My first round of searches made me think I should go a little lighter on myself regarding my PC nature. One page started with the question of why people are resistant to gender-neutral pronouns and then the next sentence was, “rather than try to give a single compact answer here, i decided to write a long multifaceted thing resembling a Usenet thread.” It was indeed long and I gave in. There weren’t even any graphics. I was simultaneously being asked to move into the future by changing my language and read something that seemed like I pulled it off of ARPANET. I got as far as reading about how even capitalizing “I” was a bit offensive and I fled.

So the first thing I learned was that if you want me to start using your neologisms then you need to make some pop songs, sitcoms, fancy web sites, and youtube videos. This is where I learn new language from. Hello, “bling”? So get on that.

I then stumbled upon something called “Spivak” pronouns. Immediately after that I went to IMDB because I thought that Spivak might have been Sean Penn’s name in “Fast Times at Ridgemont High”. It was Spicoli. I think that Spivak might make a good insult. “Way to go Spivak.” Until that catches on, Spivak pronouns will make you sound Cockney. “E was selling matches in London, when ey decided to take eir in and teach eir proper English. Ey enjoyed eirselves quite a bit.” Michael Spivak, a mathematician and author wrote about these forms. He wrote such books as, “The Joy of TeX” and “The Hitchhiker’s Guide to Calculus”. These pronouns have caught on some in the virtual gaming world. Which reminds me that at some point in the future I would like to take on the question of how gay you are if you are straight in real life but gay in second life.

Another construct is to use “ze/sie” and “hir” to replace “he/she” and “him/her”. My first encounter with using these words happened while talking with someone who was gender queer (neither identifying as male or female). I went in with a great deal of hope that I would change my speech seamlessly and leave patting myself on the back for my free to be you and me spirit. Unfortunately, my tolerance tends decrease each time someone tells you they are a vegan and absolutely plummets when someone uses the word, “lover” seriously. So that encounter was ill-fated. I was inclined to learn more though which is good. This site does a good run-down of different gender identities some of which would call on your gender-neutral pronoun usage skillz. It also introduces something I didn’t know about, the “Two Spirit”, a Native American person who embodies both masculine and feminine genders. Would you have to take their picture twice to steal their soul or are they intertwined? So many questions, so many offensive questions. Which leads me to this.
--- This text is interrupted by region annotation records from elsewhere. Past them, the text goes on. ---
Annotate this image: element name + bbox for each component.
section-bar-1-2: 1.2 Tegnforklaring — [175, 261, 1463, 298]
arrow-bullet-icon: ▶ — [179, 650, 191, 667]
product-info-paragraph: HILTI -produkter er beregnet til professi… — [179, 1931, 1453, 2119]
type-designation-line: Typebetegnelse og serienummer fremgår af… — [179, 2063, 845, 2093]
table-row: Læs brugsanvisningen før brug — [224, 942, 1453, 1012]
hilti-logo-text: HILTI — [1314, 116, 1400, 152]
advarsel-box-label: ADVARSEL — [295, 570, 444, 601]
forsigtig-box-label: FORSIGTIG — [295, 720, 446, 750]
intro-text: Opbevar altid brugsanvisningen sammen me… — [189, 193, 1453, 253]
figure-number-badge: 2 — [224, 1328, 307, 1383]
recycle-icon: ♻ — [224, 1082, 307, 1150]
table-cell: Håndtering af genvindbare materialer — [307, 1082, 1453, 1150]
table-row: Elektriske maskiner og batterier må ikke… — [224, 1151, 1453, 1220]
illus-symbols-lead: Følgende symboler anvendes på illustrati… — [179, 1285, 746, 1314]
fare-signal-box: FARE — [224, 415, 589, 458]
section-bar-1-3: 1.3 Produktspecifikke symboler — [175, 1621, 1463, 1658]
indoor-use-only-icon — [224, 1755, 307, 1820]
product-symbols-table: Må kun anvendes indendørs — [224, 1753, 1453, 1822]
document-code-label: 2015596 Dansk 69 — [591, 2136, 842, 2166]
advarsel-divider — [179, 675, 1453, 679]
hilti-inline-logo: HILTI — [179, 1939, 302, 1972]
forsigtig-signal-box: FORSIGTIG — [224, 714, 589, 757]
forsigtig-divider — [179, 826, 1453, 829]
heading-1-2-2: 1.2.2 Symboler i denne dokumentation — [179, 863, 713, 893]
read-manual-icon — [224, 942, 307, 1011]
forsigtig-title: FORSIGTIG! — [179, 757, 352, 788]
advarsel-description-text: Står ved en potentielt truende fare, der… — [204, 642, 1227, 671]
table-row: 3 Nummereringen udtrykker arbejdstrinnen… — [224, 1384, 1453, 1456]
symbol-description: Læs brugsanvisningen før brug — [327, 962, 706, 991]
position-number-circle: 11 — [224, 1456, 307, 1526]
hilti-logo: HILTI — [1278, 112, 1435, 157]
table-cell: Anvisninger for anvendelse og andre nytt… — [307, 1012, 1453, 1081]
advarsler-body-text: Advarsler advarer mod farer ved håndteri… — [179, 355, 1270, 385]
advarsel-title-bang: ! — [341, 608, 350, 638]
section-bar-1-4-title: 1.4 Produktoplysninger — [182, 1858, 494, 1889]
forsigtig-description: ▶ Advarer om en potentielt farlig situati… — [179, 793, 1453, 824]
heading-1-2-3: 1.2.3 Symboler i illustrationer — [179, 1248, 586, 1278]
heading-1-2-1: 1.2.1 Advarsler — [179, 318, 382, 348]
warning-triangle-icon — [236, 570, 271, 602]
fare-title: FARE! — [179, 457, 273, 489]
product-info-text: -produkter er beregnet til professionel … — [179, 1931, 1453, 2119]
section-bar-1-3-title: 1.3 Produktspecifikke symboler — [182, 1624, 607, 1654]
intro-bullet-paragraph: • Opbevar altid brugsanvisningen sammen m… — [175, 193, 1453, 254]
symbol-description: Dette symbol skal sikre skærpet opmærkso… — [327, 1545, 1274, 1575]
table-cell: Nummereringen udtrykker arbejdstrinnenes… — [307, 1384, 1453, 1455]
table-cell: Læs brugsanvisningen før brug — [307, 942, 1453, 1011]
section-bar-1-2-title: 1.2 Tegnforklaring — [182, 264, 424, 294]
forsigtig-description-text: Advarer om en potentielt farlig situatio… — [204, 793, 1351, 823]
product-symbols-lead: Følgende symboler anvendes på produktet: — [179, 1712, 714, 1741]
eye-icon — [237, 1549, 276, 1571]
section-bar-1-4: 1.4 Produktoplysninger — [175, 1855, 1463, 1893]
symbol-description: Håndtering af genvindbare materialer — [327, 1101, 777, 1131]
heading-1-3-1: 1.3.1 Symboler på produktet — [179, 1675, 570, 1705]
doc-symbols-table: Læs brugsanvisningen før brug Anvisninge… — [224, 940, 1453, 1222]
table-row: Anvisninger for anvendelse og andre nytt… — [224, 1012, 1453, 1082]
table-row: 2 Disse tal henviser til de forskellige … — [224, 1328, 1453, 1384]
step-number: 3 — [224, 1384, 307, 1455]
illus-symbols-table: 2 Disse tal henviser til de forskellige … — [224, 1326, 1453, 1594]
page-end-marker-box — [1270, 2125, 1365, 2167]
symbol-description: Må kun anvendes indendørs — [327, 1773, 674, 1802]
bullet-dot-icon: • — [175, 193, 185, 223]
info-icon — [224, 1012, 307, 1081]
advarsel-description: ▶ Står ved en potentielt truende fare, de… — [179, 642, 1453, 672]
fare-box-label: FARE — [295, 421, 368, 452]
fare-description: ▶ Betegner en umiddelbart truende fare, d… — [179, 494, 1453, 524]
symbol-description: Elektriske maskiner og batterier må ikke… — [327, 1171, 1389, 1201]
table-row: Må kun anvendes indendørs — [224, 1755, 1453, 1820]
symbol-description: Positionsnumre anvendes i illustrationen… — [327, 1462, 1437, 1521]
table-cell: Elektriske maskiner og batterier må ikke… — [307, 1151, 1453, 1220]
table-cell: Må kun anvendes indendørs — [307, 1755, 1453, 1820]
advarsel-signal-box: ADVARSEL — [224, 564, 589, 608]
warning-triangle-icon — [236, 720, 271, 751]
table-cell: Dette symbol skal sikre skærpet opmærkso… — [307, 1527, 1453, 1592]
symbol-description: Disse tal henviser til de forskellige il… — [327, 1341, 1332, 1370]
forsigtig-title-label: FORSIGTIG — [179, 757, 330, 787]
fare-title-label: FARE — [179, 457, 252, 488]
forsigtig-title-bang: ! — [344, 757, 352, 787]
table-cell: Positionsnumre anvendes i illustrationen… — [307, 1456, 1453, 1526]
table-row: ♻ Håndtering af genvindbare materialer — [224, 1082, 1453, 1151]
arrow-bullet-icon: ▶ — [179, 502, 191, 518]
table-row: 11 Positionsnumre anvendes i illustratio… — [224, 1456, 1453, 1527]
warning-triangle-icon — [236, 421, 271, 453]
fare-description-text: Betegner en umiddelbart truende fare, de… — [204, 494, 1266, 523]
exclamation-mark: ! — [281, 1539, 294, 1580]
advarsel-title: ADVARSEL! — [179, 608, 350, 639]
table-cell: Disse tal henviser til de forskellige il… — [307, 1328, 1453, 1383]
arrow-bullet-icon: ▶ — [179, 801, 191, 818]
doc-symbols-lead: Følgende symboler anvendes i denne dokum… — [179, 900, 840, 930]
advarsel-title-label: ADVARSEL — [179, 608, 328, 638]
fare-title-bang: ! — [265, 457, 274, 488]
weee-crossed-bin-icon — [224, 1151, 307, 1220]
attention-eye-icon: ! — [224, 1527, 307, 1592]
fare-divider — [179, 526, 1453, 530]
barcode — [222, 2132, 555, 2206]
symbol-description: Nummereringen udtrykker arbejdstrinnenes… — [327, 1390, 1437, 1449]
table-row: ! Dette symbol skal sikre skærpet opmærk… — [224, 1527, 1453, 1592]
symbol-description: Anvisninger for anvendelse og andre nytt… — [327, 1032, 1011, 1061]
Tolerance and understanding are key. It is really important to keep an open mind and as quoted by Henry James, “Three things in human life are important: the first is to be kind, the second is to be kind, and the third is to be kind.” I believe it is also a good idea to try and start difficult conversations by finding out what we have in common and then go from there instead of the all at once method. If I wanted to tell my mother that was dating an alien, I might start off by talking to her about how much we both like stargazing. This would give her time to process my intergalactic relationship (I am not dating an alien). We need to give people time to process and accept that people do it at different rates and in different ways. Now I am off to go find a gender-neutral pal willing to share a bowl of bacon with me while we discuss my Two Spirit questions.